Sunday, February 20, 2005

Why do theists like to have it both ways?

I wonder if other people have noticed how theists like to play funny-buggers with how to classify the naturalist, humanist world view? When humanists claim that being a humanist is different from being religious in any sense, theists tend to claim that humanism is just another religion, just like their Christianity or some such. So, they claim, by being a humanist one isn’t giving up on religion but merely accepting one rather than another. Strangely enough, the implicit suggestion seems to be that, if one could give up on religion by being a humanist, this would be an improvement, thus necessitating that humanism be brought down to the same level.

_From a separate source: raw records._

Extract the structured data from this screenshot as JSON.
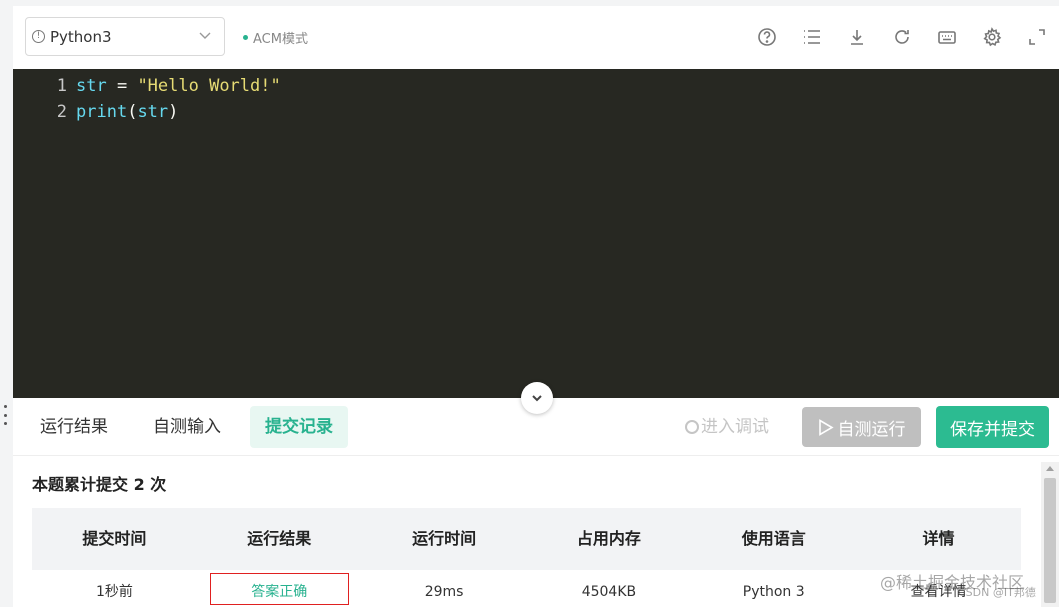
{
  "toolbar": {
    "language": "Python3",
    "mode": "ACM模式",
    "icons": [
      "help-icon",
      "list-icon",
      "download-icon",
      "refresh-icon",
      "keyboard-icon",
      "settings-icon",
      "fullscreen-icon"
    ]
  },
  "editor": {
    "lines": [
      {
        "no": "1",
        "tokens": [
          "str",
          " = ",
          "\"Hello World!\""
        ]
      },
      {
        "no": "2",
        "tokens": [
          "print",
          "(",
          "str",
          ")"
        ]
      }
    ]
  },
  "tabs": [
    "运行结果",
    "自测输入",
    "提交记录"
  ],
  "active_tab": "提交记录",
  "actions": {
    "debug": "进入调试",
    "run": "自测运行",
    "submit": "保存并提交"
  },
  "summary": "本题累计提交 2 次",
  "table": {
    "headers": [
      "提交时间",
      "运行结果",
      "运行时间",
      "占用内存",
      "使用语言",
      "详情"
    ],
    "rows": [
      [
        "1秒前",
        "答案正确",
        "29ms",
        "4504KB",
        "Python 3",
        "查看详情"
      ]
    ]
  },
  "watermark": "@稀土掘金技术社区",
  "watermark_small": "CSDN @IT邦德",
  "colors": {
    "accent": "#28b28f",
    "editor_bg": "#272822",
    "highlight_border": "#e02020"
  }
}
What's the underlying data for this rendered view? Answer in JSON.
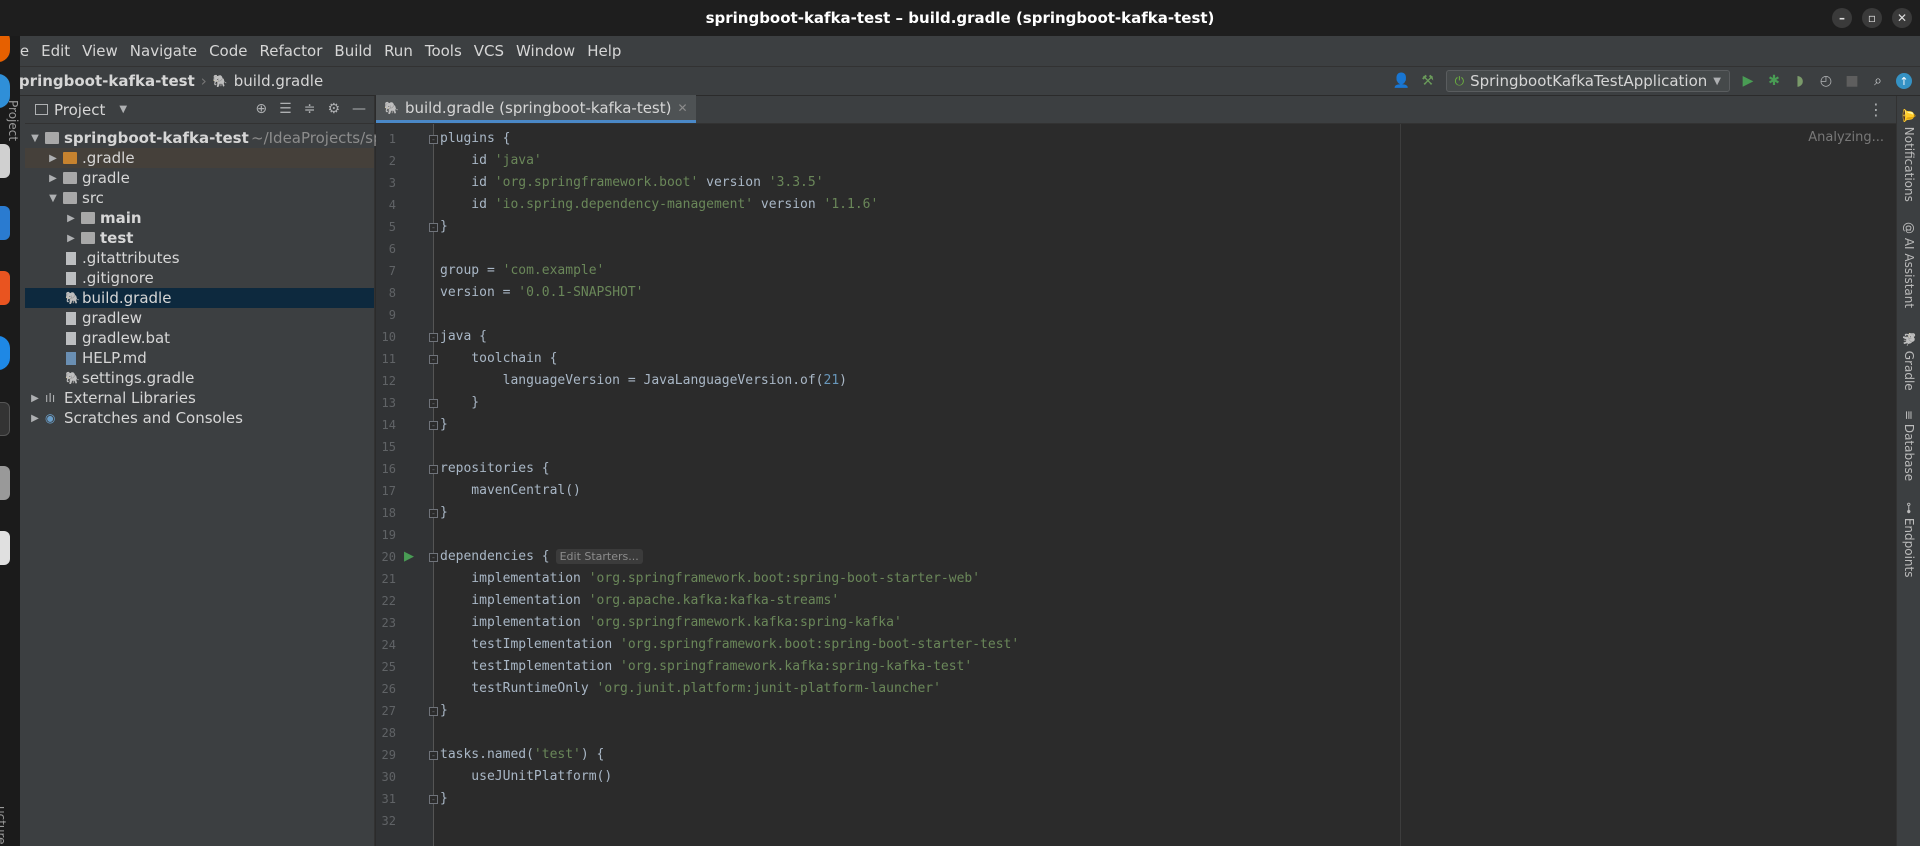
{
  "window": {
    "title": "springboot-kafka-test – build.gradle (springboot-kafka-test)",
    "controls": [
      "–",
      "▫",
      "✕"
    ]
  },
  "menu": [
    "File",
    "Edit",
    "View",
    "Navigate",
    "Code",
    "Refactor",
    "Build",
    "Run",
    "Tools",
    "VCS",
    "Window",
    "Help"
  ],
  "breadcrumb": {
    "project": "springboot-kafka-test",
    "file": "build.gradle"
  },
  "toolbar": {
    "run_config": "SpringbootKafkaTestApplication"
  },
  "project_panel": {
    "title": "Project",
    "tree": [
      {
        "label": "springboot-kafka-test",
        "suffix": "~/IdeaProjects/sprin",
        "bold": true
      },
      {
        "label": ".gradle"
      },
      {
        "label": "gradle"
      },
      {
        "label": "src"
      },
      {
        "label": "main",
        "bold": true
      },
      {
        "label": "test",
        "bold": true
      },
      {
        "label": ".gitattributes"
      },
      {
        "label": ".gitignore"
      },
      {
        "label": "build.gradle"
      },
      {
        "label": "gradlew"
      },
      {
        "label": "gradlew.bat"
      },
      {
        "label": "HELP.md"
      },
      {
        "label": "settings.gradle"
      },
      {
        "label": "External Libraries"
      },
      {
        "label": "Scratches and Consoles"
      }
    ]
  },
  "editor": {
    "tab_label": "build.gradle (springboot-kafka-test)",
    "status": "Analyzing...",
    "inlay_hint": "Edit Starters...",
    "line_numbers": [
      "1",
      "2",
      "3",
      "4",
      "5",
      "6",
      "7",
      "8",
      "9",
      "10",
      "11",
      "12",
      "13",
      "14",
      "15",
      "16",
      "17",
      "18",
      "19",
      "20",
      "21",
      "22",
      "23",
      "24",
      "25",
      "26",
      "27",
      "28",
      "29",
      "30",
      "31",
      "32"
    ],
    "lines": [
      "plugins {",
      "    id 'java'",
      "    id 'org.springframework.boot' version '3.3.5'",
      "    id 'io.spring.dependency-management' version '1.1.6'",
      "}",
      "",
      "group = 'com.example'",
      "version = '0.0.1-SNAPSHOT'",
      "",
      "java {",
      "    toolchain {",
      "        languageVersion = JavaLanguageVersion.of(21)",
      "    }",
      "}",
      "",
      "repositories {",
      "    mavenCentral()",
      "}",
      "",
      "dependencies {",
      "    implementation 'org.springframework.boot:spring-boot-starter-web'",
      "    implementation 'org.apache.kafka:kafka-streams'",
      "    implementation 'org.springframework.kafka:spring-kafka'",
      "    testImplementation 'org.springframework.boot:spring-boot-starter-test'",
      "    testImplementation 'org.springframework.kafka:spring-kafka-test'",
      "    testRuntimeOnly 'org.junit.platform:junit-platform-launcher'",
      "}",
      "",
      "tasks.named('test') {",
      "    useJUnitPlatform()",
      "}",
      ""
    ]
  },
  "right_tool_windows": [
    "Notifications",
    "AI Assistant",
    "Gradle",
    "Database",
    "Endpoints"
  ],
  "left_tool_windows": [
    "Project",
    "ucture"
  ]
}
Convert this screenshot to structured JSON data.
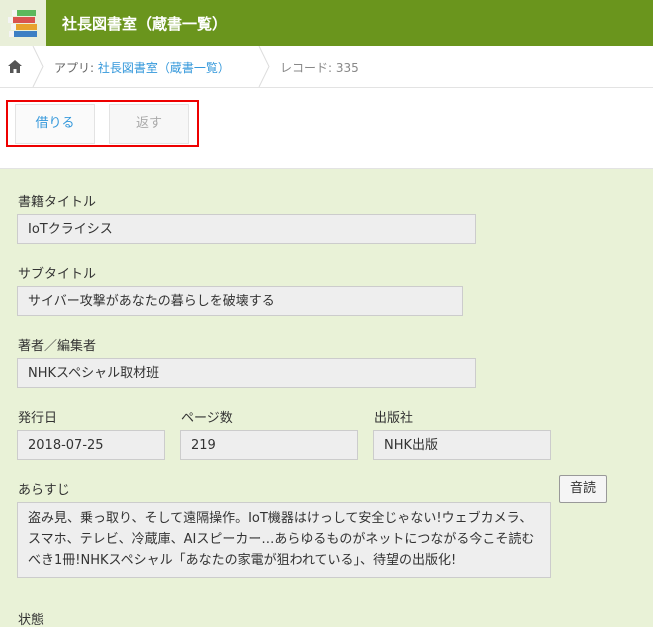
{
  "header": {
    "title": "社長図書室（蔵書一覧）",
    "logo_icon": "books-icon",
    "color": "#6a951d"
  },
  "breadcrumb": {
    "home_icon": "home-icon",
    "app_prefix": "アプリ: ",
    "app_name": "社長図書室（蔵書一覧）",
    "record": "レコード: 335"
  },
  "toolbar": {
    "borrow_label": "借りる",
    "return_label": "返す"
  },
  "fields": {
    "title_label": "書籍タイトル",
    "title_value": "IoTクライシス",
    "subtitle_label": "サブタイトル",
    "subtitle_value": "サイバー攻撃があなたの暮らしを破壊する",
    "author_label": "著者／編集者",
    "author_value": "NHKスペシャル取材班",
    "date_label": "発行日",
    "date_value": "2018-07-25",
    "pages_label": "ページ数",
    "pages_value": "219",
    "publisher_label": "出版社",
    "publisher_value": "NHK出版",
    "synopsis_label": "あらすじ",
    "synopsis_value": "盗み見、乗っ取り、そして遠隔操作。IoT機器はけっして安全じゃない!ウェブカメラ、スマホ、テレビ、冷蔵庫、AIスピーカー…あらゆるものがネットにつながる今こそ読むべき1冊!NHKスペシャル「あなたの家電が狙われている」、待望の出版化!",
    "read_aloud_label": "音読",
    "status_label": "状態"
  }
}
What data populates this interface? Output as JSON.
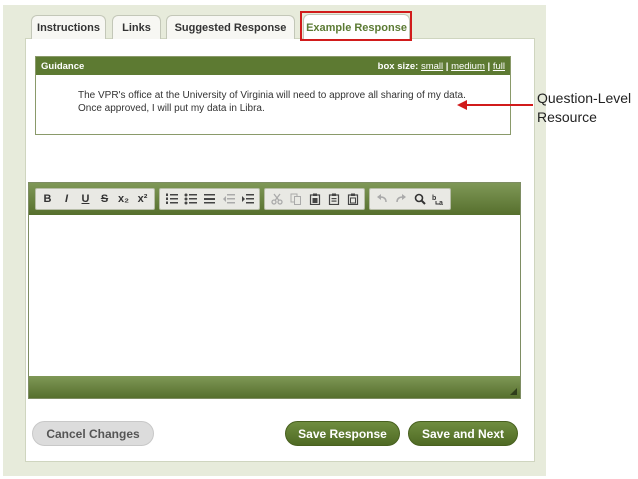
{
  "tabs": [
    {
      "label": "Instructions"
    },
    {
      "label": "Links"
    },
    {
      "label": "Suggested Response"
    },
    {
      "label": "Example Response"
    }
  ],
  "guidance": {
    "title": "Guidance",
    "box_size_label": "box size:",
    "sizes": [
      "small",
      "medium",
      "full"
    ],
    "separator": "|",
    "text": "The VPR's office at the University of Virginia will need to approve all sharing of my data. Once approved, I will put my data in Libra."
  },
  "toolbar": {
    "bold": "B",
    "italic": "I",
    "underline": "U",
    "strike": "S",
    "subscript": "x₂",
    "superscript": "x²"
  },
  "buttons": {
    "cancel": "Cancel Changes",
    "save": "Save Response",
    "save_next": "Save and Next"
  },
  "annotation": {
    "line1": "Question-Level",
    "line2": "Resource"
  },
  "colors": {
    "accent_green": "#5d7a32",
    "highlight_red": "#d11b1b"
  }
}
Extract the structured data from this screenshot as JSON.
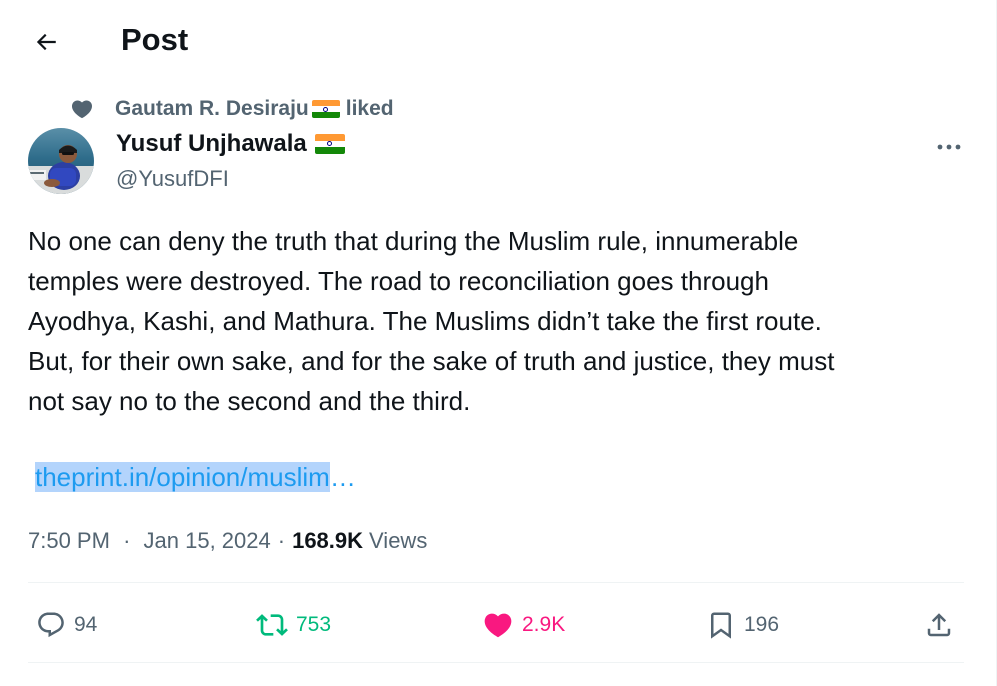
{
  "header": {
    "title": "Post",
    "back_icon": "arrow-left-icon"
  },
  "social_context": {
    "icon": "heart-icon",
    "user": "Gautam R. Desiraju",
    "flag": "india-flag",
    "action": "liked"
  },
  "author": {
    "name": "Yusuf Unjhawala",
    "flag": "india-flag",
    "handle": "@YusufDFI"
  },
  "tweet": {
    "lines": [
      "No one can deny the truth that during the Muslim rule, innumerable",
      "temples were destroyed. The road to reconciliation goes through",
      "Ayodhya, Kashi, and Mathura. The Muslims didn’t take the first route.",
      "But, for their own sake, and for the sake of truth and justice, they must",
      "not say no to the second and the third."
    ],
    "link": "theprint.in/opinion/muslim",
    "link_ellipsis": "…"
  },
  "meta": {
    "time": "7:50 PM",
    "separator": "·",
    "date": "Jan 15, 2024",
    "views_count": "168.9K",
    "views_label": "Views"
  },
  "actions": {
    "replies": "94",
    "reposts": "753",
    "likes": "2.9K",
    "bookmarks": "196"
  },
  "colors": {
    "text": "#0f1419",
    "secondary": "#536471",
    "link": "#1d9bf0",
    "repost": "#00ba7c",
    "like": "#f91880",
    "divider": "#eff3f4"
  }
}
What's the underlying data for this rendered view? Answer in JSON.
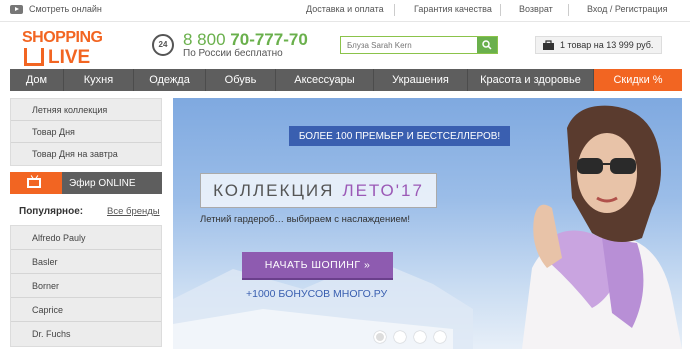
{
  "topbar": {
    "watch_online": "Смотреть онлайн",
    "links": [
      "Доставка и оплата",
      "Гарантия качества",
      "Возврат",
      "Вход / Регистрация"
    ]
  },
  "logo": {
    "line1": "SHOPPING",
    "line2": "LIVE"
  },
  "contact": {
    "icon_text": "24",
    "phone_prefix": "8 800",
    "phone_number": "70-777-70",
    "phone_note": "По России бесплатно"
  },
  "search": {
    "value": "",
    "placeholder": "Блуза Sarah Kern"
  },
  "cart": {
    "label": "1 товар на 13 999 руб."
  },
  "nav": {
    "items": [
      "Дом",
      "Кухня",
      "Одежда",
      "Обувь",
      "Аксессуары",
      "Украшения",
      "Красота и здоровье"
    ],
    "sale": "Скидки %"
  },
  "sidebar": {
    "items": [
      "Летняя коллекция",
      "Товар Дня",
      "Товар Дня на завтра"
    ],
    "live_label": "Эфир ONLINE",
    "popular_title": "Популярное:",
    "all_brands": "Все бренды",
    "brands": [
      "Alfredo Pauly",
      "Basler",
      "Borner",
      "Caprice",
      "Dr. Fuchs"
    ]
  },
  "hero": {
    "top_banner": "БОЛЕЕ 100 ПРЕМЬЕР И БЕСТСЕЛЛЕРОВ!",
    "collection": "КОЛЛЕКЦИЯ",
    "collection_accent": "ЛЕТО'17",
    "subtitle": "Летний гардероб… выбираем с наслаждением!",
    "button": "НАЧАТЬ ШОПИНГ »",
    "bonus": "+1000 БОНУСОВ МНОГО.РУ"
  },
  "colors": {
    "brand": "#f26522",
    "green": "#6ab04c",
    "nav": "#5e5e5e",
    "purple": "#8e5bb0",
    "blue": "#3a5fb0"
  }
}
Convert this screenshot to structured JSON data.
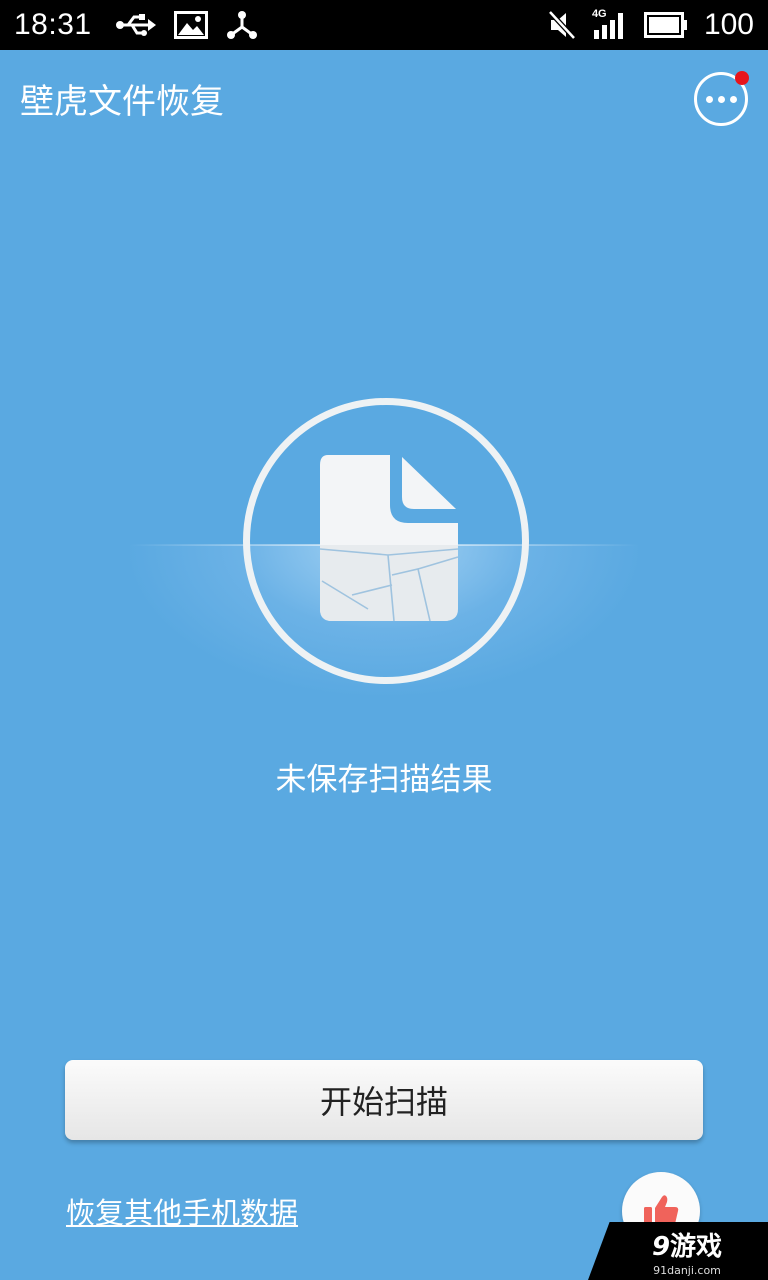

Of course, this is all only the case if the atheist is claiming to be different. When the atheist claims that their beliefs should have the same protections and rights as those of other, theistic, people then the tune changes. No longer is humanism a religion, it becomes something like the outline left behind on a dusty mantelpiece when an ornament is taken off or, perhaps, the lighter spot on the wall where the crucifix used to hang. It becomes a nothingness that has no rights, no reality. So religious beliefs can be protected but atheist beliefs need not. In a very clear example of this, it is possible in some countries to be taken to court for offending someone else’s religious beliefs but not for offending someone’s humanist beliefs.

So, on the one hand, being a humanist means belonging to a religious sect of sorts while, on the other, having no beliefs at all.

The distinction between religion and atheism finds a curious reflection in language. My spell-checker insists that Christianity, Buddhism or even Manichaeism be spelled with a capital letter while accepting humanism, rationalism, naturalism, etc. This is, of course, because these are also the names of philosophical traditions but that does nothing to undermine the point.